Many of my repatriate friends are working on groundbreaking programs and initiatives. While they may sometimes be vocal, they are not concerned with self-promotion. Many have been working quietly, under the radar, for months and years on projects they believe in. Each has his or her own unique talent and ability and they are maximizing their potential to unbelievable new heights.
It is an honor and a privilege to know them. They are the pioneers of the movement to repatriate; they are the visionaries who are helping to enact policies that will improve the lives of hundreds of thousands of their compatriots; they are builders, engineers, lawyers, environmental activists, businesspeople, political activists, farmers, advocates for women’s rights, for the disabled, for the poor. They instill hope and promise and they deliver.
There are the two Laras – fearless women who moved to Armenia with their husbands, had babies in Armenian hospitals, who send their children to Armenian schools and live and work with passion, compassion and bravado. They are Diasporan women serving as examples to other women in the homeland who have lost their voice.
There are the Raffis – the husbands of the Laras who are spearheading new programs, developing ideas and helping to create an environment where families can live and work and feel privileged.
There is Nigol and Zabelle and Silva and Kevork who have moved to the homeland, set up businesses and provided employment for people so that they may lead an honorable life by providing for their families.
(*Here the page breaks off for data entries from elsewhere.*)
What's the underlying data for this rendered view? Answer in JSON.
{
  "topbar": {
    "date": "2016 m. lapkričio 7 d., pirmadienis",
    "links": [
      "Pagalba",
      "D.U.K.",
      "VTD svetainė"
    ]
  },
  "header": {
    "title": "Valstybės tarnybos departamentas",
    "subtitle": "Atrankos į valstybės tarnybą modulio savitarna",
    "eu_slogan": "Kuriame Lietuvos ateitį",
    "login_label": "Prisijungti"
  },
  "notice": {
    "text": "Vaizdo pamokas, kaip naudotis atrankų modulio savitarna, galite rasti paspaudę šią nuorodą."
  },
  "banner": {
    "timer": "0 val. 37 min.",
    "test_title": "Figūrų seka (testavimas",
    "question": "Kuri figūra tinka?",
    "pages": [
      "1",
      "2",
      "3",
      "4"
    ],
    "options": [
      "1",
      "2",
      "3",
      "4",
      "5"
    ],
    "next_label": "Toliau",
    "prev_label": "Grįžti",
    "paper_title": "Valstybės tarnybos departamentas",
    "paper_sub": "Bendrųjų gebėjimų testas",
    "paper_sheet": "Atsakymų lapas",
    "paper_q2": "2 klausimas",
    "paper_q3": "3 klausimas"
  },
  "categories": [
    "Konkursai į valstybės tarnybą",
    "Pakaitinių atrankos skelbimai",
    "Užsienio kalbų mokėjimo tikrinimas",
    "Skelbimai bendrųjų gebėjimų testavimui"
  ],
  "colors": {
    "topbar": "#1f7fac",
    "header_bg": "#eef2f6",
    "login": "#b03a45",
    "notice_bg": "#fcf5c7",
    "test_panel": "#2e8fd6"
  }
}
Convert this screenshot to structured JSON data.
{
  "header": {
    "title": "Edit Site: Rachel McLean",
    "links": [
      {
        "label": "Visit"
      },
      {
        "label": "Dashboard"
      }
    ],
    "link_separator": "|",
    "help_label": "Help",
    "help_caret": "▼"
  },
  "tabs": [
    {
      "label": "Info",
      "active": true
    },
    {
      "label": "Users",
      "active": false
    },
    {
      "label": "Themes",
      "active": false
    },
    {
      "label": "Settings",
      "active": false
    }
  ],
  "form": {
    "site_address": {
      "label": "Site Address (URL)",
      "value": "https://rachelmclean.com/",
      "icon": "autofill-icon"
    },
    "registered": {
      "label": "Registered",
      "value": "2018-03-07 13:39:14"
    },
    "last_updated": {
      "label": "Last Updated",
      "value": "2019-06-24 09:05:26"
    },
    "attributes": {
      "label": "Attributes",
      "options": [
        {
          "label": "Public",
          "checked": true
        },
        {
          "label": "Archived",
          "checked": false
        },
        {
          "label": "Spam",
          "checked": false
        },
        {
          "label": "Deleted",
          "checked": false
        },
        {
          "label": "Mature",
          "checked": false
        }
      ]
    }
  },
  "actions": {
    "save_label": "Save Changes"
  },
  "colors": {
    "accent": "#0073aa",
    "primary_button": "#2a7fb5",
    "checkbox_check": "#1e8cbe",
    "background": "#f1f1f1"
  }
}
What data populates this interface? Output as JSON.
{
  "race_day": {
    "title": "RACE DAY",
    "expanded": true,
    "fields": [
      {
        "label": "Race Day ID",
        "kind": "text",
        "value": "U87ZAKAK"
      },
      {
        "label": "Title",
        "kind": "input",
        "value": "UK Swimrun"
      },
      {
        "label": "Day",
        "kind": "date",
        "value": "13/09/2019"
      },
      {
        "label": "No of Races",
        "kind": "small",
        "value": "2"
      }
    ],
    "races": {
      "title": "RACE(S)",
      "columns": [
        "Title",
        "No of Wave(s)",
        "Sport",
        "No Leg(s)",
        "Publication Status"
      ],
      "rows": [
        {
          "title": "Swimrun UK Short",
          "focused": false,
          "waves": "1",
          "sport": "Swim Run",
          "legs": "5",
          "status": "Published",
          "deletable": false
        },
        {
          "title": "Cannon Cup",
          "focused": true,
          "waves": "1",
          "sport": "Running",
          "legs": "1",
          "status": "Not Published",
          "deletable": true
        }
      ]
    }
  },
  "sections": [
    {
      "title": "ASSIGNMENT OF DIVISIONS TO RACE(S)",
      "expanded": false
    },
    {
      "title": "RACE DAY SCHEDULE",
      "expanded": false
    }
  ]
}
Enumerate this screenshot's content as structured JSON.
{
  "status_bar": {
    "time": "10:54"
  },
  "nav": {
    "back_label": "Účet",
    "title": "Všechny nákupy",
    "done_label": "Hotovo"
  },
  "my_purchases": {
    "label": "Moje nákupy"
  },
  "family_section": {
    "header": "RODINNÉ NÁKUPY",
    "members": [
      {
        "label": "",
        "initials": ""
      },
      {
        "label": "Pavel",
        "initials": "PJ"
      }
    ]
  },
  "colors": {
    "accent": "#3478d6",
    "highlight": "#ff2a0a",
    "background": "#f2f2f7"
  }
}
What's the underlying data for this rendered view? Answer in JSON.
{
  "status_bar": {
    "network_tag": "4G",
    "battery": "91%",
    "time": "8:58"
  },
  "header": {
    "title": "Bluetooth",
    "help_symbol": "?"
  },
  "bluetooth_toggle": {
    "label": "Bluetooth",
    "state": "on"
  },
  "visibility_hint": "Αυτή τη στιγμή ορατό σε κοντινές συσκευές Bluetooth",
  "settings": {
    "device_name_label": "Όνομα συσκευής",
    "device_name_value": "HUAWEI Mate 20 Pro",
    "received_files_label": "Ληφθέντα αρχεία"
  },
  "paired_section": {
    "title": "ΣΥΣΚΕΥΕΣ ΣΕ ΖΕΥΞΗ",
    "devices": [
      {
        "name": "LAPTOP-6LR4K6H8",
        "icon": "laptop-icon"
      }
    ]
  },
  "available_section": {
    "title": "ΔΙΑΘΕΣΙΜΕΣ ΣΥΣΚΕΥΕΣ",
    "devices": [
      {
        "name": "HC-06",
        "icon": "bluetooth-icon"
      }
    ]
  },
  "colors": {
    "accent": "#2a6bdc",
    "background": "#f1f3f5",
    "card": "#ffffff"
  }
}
There is Ivan and Shari, who are new to this roster of repatriates but are already working in different sectors of Armenian society, enacting fundamental change and sparking a new kind of hope.
There is Giro and Salpi and Alex who are not only brilliant but are helping to change the political and social landscape of this country, each in his or her own unique way.
There is Der Ktrij and Yerestgin Paula who help administer our spirits and rekindle our souls.
There is Shakeh who is so brave that her very presence can move you to tears.
And then there are our children, who on a daily basis bear witness to the empowerment of the Motherland.
There are more of us. But there are even more of you. What are you waiting for?
Maria Titizian is a writer and editor, and a repatriate from Canada, who holds the seat of Vice President of Socialist International.